In fact, 15 new building projects in the desert city are seeking LEED certification from the U.S. Green Building Council for adhering to high performance building standards. (One such project, the ornate Palazzo Hotel, is pictured above). It all makes sense with significant tax breaks for developers and huge savings in operations and maintenance costs over the long run.

Some green measures include the use of: water-conserving fixtures, energy-saving compact florescent lighting, energy efficient low-E windows, well-insulated walls, green roofs, low-VOC finishes and operable windows for better indoor air quality, hybrid vehicles for taxis, drought-tolerant native landscaping, and renewable energy from solar and wind power. Site location is another key element of the LEED standards, and the high density urban setting of the glitzy city that offers public transportation meets that requirement. Other important efforts include the recycling of water, as well as building materials from imploded structures.
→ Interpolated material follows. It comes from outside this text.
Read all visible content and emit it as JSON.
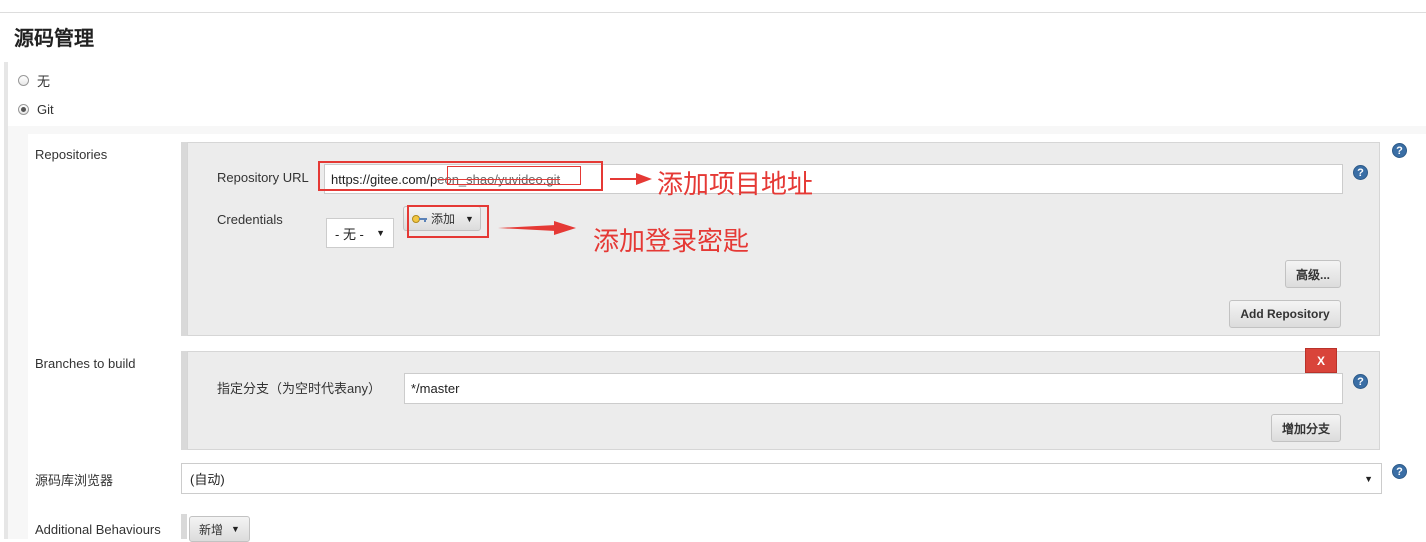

During my visit to Vegas a few years ago, I didn’t witness much in the way of environmental awareness. I don’t remember even seeing requests to limit my water usage in such a drought-stricken town. One easy thing to do to save water during a multi-day visit, is to let housekeeping know that there’s no need to wash your bed linens every day. It’s encouraging to see that Sin City is making strides nowadays. Afterall, with 40 million tourists per year, each green action will surely make a difference!